A BBC headline stated “Gaza air strikes ‘kill woman and child’ after rockets hit Israel,” quoting the Hamas-run Gaza Health Ministry. The article’s subheadline said “Militants... fired dozens of rockets,” when the count had gone up to over 150. Its tweet leading to the article reads: “Israeli air strikes ‘kill woman and toddler.’”
Foreign Ministry Spokesman Emmanuel Nahshon respond - ed on Twitter: “Your title is deliberately misleading!!! Israel reacted following the launching of over 100 rockets at Southern Israel, targeting and injuring civilians. Change it immediately!!!”
“This title is a deliberate misrepresentation of reality (that’s the polite equivalent of ‘this is a LIE’, if you don’t get it),” Nahshon wrote. “Israelis were targeted by Hamas and IDF acts to protect them. Change it IMMEDIATELY!!!”
The BBC later changed its online headline to “Gaza air strikes ‘kill woman and child’ after rockets hit,” but left the tweet up.
The Israeli Embassy to the UK filed a formal complaint to the BBC.
“The headline is back-to-front,” embassy spokesman Udi Avivi wrote. “Hamas struck Israel before Israel responded with air strikes. Therefore, I would ask for the headline to be corrected according to the order in which the events occurred.”
As for the tweet, Avivi pointed out “Hamas fired over 70 missiles into Israel, injuring 23 people. Dozens of villages were targeted. Thousands of families spent the night in bomb shelters.”
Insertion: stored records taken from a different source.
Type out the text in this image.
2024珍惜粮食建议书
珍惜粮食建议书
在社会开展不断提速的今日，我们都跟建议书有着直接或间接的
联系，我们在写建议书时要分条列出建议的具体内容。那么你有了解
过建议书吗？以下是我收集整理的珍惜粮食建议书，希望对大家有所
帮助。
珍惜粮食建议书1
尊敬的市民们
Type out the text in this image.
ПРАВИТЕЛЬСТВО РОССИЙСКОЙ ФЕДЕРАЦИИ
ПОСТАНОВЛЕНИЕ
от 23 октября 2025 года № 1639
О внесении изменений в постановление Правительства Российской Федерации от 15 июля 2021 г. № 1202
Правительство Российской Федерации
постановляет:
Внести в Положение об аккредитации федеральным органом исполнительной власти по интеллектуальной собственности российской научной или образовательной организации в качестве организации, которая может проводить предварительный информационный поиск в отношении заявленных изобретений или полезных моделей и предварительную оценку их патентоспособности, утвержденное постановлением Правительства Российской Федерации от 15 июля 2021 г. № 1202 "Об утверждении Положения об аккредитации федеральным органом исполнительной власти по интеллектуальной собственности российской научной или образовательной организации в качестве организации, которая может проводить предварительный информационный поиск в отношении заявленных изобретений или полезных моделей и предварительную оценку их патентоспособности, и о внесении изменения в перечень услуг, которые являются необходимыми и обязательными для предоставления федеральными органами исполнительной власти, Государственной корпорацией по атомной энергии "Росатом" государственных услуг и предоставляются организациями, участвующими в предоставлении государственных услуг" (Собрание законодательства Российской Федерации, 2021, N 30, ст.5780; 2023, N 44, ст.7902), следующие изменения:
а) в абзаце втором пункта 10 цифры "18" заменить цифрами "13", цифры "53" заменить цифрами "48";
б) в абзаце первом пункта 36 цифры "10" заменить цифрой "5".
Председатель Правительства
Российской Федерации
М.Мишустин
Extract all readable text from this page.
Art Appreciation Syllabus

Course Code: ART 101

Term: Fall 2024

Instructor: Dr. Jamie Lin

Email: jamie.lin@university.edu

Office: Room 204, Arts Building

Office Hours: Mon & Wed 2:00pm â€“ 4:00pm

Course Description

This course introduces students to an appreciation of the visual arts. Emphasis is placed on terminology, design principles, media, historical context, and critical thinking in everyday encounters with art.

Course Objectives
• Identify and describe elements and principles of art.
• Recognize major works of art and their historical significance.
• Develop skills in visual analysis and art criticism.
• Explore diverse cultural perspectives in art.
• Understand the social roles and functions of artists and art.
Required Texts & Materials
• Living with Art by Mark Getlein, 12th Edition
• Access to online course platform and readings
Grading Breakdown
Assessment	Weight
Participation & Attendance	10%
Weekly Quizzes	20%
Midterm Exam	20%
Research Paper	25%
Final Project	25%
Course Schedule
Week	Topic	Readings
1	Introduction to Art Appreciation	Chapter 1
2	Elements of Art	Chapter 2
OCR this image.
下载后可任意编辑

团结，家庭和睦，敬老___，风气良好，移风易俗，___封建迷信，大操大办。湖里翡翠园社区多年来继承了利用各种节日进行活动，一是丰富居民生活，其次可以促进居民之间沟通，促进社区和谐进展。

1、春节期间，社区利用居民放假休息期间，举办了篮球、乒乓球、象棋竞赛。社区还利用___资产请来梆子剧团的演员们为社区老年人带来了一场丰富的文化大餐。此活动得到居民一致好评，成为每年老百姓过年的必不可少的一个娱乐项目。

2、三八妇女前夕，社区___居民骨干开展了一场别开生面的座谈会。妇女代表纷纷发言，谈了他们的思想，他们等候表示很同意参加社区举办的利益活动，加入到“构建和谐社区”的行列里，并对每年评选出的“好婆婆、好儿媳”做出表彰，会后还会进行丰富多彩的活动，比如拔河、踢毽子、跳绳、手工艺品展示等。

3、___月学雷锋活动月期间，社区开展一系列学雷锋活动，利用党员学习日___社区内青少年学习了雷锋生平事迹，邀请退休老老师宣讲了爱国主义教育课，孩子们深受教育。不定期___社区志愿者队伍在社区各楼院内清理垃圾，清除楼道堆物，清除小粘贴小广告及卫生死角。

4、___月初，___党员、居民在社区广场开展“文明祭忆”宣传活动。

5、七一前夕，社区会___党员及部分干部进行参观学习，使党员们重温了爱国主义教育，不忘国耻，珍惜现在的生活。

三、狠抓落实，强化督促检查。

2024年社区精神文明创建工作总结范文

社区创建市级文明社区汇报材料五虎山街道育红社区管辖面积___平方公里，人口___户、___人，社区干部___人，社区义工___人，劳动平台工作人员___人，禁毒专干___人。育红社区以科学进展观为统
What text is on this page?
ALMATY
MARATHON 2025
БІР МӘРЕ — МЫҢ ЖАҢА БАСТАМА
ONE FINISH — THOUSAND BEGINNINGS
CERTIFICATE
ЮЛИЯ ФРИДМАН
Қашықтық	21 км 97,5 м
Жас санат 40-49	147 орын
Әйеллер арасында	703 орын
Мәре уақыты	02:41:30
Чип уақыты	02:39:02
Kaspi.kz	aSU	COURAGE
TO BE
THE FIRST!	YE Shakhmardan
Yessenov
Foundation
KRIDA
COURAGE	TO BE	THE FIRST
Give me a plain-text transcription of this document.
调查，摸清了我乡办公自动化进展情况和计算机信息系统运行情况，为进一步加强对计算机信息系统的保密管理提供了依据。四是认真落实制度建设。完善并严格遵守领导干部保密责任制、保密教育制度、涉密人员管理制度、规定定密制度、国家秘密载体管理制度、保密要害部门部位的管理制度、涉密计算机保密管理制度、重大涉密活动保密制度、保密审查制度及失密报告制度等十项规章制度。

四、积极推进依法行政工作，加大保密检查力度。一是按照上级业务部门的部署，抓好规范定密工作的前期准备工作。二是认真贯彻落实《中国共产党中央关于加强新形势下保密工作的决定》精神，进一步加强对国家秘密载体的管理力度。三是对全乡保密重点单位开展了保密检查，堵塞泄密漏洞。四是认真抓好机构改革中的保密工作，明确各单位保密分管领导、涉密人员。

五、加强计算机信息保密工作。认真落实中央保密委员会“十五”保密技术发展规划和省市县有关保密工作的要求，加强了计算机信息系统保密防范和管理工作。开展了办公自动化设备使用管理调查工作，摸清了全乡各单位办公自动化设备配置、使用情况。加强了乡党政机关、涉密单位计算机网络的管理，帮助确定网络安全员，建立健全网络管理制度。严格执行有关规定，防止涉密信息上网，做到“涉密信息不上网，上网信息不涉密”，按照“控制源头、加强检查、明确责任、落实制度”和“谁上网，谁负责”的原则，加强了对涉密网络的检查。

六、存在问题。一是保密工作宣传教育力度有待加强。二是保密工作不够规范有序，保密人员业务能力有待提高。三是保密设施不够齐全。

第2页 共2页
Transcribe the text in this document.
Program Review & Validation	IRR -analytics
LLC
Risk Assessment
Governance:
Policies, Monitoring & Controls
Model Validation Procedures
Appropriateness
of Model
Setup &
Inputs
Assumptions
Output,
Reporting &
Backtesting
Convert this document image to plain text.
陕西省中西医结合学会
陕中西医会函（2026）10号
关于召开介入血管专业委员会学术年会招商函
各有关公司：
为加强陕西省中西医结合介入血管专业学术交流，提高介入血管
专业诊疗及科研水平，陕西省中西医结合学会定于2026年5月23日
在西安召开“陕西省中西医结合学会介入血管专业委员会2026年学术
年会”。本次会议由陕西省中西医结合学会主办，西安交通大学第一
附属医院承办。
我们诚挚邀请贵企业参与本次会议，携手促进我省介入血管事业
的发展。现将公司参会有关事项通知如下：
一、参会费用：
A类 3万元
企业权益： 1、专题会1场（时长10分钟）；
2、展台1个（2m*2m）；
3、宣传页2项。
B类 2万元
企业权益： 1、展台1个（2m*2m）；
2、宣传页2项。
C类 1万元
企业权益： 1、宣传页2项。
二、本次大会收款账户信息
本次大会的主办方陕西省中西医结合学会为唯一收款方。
“Disappointingly, none of these facts are deemed relevant for BBC World on Twitter,” he added.
Nahshon told The Jerusalem Post : “We demand that they change the tweet, even if that means deleting it and putting up a new one,” he said.
Others on Twitter responded to Nahshon with more examples of similar news coverage, such as an account called “Dutch people supporting Israel,” which sent an article from Dutch news site AD, with the headline: “Three dead by Israeli attack on Gaza, pregnant woman with child one of the victims.”